Banks extended more loans than expected last month, but analysts warned of the risk of rising financing costs.

The central bank said 1.54 trillion yuan in new loans was , according to data released by People’s Bank of China on Wednesday. Among them, 483 billion yuan went to home mortgages, showing stable property sales in spite of a slew of polices introduced in more than 50 cities around the country to keep a lid on home price growth.

Total social financing from last month, which measures the overall credit and liquidity level in the economy, also beat expectation to increase by 1.78 trillion yuan, compared to 1.06 trillion yuan in May.

Julians Evans-Pritchard, a China economist from consultancy Capital Economics, said such pick-up is likely seasonal, as banks often rush to lend more to meet their targets at the end of second quarter.
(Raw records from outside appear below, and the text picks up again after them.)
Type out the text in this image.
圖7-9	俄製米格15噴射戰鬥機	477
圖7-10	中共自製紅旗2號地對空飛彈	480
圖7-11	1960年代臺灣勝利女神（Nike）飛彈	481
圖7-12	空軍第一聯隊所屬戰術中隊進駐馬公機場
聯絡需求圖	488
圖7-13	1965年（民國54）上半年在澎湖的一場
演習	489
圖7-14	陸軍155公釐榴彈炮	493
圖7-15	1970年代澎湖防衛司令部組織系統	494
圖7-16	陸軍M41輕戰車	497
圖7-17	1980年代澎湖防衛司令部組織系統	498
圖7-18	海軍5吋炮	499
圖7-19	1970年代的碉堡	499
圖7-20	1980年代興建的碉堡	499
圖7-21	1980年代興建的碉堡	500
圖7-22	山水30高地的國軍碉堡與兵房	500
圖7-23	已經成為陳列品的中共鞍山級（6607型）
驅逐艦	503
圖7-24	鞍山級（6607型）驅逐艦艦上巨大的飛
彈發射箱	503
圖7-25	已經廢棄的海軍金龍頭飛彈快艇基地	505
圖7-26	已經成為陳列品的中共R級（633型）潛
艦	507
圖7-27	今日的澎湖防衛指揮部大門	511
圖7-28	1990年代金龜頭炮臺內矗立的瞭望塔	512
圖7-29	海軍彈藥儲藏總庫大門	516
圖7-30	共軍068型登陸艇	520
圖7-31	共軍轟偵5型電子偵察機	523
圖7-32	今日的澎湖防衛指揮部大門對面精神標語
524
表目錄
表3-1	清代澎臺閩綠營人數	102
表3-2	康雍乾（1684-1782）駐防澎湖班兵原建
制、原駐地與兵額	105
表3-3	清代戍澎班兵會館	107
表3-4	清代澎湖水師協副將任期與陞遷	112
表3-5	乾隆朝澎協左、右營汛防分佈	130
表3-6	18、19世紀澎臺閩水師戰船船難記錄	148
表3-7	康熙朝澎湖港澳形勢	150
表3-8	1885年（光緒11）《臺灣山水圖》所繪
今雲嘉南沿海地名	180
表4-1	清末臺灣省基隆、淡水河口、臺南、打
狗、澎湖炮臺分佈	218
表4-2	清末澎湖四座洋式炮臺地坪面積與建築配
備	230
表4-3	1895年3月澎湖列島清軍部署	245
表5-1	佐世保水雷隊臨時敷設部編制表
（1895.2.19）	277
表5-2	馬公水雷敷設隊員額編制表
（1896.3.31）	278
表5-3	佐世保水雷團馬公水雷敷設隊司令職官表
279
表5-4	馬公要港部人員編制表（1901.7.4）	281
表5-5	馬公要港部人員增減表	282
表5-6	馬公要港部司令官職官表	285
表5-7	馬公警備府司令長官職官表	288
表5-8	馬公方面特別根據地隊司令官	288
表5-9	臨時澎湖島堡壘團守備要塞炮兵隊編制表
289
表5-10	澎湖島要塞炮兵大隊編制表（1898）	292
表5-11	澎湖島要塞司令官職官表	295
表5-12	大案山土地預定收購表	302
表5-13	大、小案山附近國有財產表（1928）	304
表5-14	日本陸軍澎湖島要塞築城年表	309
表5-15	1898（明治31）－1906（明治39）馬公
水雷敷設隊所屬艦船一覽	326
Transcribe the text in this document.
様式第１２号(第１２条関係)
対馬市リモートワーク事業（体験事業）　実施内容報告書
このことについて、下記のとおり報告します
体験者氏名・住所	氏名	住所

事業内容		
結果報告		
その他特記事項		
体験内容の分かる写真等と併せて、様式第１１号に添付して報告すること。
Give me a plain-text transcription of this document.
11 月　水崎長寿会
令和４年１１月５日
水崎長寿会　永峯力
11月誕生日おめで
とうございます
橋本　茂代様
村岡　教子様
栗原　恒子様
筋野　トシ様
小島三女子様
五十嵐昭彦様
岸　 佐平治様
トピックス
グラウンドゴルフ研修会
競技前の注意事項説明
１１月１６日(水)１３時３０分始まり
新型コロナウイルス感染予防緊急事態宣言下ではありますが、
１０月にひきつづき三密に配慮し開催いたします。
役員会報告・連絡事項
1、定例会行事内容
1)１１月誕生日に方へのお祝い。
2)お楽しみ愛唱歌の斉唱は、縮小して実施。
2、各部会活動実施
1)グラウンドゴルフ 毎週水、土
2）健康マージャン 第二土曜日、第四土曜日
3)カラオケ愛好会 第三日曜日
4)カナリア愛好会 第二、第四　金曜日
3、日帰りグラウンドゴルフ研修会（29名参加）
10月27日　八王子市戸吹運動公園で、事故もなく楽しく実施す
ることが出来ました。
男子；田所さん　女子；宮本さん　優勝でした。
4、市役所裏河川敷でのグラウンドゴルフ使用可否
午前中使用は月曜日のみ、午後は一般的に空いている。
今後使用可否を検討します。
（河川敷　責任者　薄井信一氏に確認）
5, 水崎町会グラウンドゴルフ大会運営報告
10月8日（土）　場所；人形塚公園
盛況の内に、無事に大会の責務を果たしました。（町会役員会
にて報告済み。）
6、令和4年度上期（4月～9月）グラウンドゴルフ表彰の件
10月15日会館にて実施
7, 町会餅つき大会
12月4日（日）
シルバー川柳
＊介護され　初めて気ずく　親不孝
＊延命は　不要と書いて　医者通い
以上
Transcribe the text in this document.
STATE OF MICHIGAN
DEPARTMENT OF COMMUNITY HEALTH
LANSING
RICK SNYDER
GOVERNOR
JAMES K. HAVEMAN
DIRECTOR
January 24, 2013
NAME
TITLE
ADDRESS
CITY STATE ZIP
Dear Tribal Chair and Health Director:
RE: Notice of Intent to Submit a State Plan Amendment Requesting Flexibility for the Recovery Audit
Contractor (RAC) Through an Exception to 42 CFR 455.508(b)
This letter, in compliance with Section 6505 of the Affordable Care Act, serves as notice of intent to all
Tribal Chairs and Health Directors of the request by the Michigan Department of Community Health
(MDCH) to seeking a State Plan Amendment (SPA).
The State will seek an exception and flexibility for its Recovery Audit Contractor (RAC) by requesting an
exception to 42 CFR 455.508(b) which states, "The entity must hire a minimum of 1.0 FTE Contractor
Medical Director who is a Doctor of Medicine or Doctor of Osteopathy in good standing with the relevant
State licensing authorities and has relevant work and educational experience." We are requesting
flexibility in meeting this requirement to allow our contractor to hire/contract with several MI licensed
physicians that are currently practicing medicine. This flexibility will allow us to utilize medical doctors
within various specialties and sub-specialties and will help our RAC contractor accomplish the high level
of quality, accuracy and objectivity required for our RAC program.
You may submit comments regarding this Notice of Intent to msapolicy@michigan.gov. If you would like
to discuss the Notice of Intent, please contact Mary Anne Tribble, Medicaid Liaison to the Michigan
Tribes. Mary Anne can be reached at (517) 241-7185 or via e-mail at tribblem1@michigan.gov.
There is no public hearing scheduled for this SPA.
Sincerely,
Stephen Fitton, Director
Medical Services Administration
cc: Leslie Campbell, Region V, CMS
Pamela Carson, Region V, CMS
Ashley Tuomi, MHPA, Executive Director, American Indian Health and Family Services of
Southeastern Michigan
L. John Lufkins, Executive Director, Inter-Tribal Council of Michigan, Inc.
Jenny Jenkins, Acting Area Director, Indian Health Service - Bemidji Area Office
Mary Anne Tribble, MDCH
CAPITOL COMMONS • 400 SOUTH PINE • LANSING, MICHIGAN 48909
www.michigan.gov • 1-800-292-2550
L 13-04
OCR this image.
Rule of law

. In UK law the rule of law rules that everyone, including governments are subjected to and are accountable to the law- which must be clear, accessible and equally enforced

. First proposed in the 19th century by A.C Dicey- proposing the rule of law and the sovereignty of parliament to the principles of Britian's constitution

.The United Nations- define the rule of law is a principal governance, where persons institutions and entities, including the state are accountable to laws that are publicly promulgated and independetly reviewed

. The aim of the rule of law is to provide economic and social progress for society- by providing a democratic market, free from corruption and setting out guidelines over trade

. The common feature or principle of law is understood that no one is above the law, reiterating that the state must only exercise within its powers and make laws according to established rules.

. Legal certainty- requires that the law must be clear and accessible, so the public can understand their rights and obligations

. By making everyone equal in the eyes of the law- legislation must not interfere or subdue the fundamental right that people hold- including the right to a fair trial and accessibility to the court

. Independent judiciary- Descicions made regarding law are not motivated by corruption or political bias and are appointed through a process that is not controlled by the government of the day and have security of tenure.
“While we think the PBOC is now done pushing up interest rates, we expect the monetary tightening that has already taken place to continue weighing on credit growth from some time,” Evans-Pritcwohard said.

Under a slow growth of savings and strict rules that PBOC has imposed on Chinese banks’ capital adequacy, credit growth may lose steam for the rest of this year, according to Liu Dongliang, an analyst from China Merchants Bank.

“Small and medium enterprise may face an increasing cost of financing,” Liu wrote in a note.

On the other hand, the growth of M2, a broad measure of money supply, fell to a record low of 9.4 percent last month.

PBOC’s spokesman Ruan Jianhong said the slowdown, which “could be a new normal,” was due to deleveraging inside China’s financial system. Ruan said the market should not over-interpret the slowdown as long as there was sufficient financing to support economic growth.

In the first half of this year, China’ banking regulator has tightened screws on commercial banks’ off-the-balance sheet products that contributed to the growing pool of unregulated shadow banking.

“PBOC is trying to hit two birds with one stone. One on hand, it wants to ensure enough credit flowing to the real economy; on the other hand, it tends to speed up deleveraging,” said Larry Hu, head of Greater China economics at Macquarie Group.

The stable economic growth in the first six months offered China’s financial regulator some room of breath to continue cleaning up risks in the financial system. The growth figure from January to June is due to be released next Monday (July 17). It’s likely to be higher than Beijing’s full-year growth target of 6.5 percent.

Yao Wei, Chief China economist of French bank Societe Generale, said the overall economic data won’t provide any basis for the central bank to further tighten liquidity in the money market, where banks borrowed from each other for financing.

“The seeds are already sown for real growth to lose momentum later. There are clear signs that deteriorating liquidity conditions - courtesy of financial regulations being tightened - are resulting in higher borrowing costs and more difficult access to credit for the broad economy,” Yao wrote in a recent note.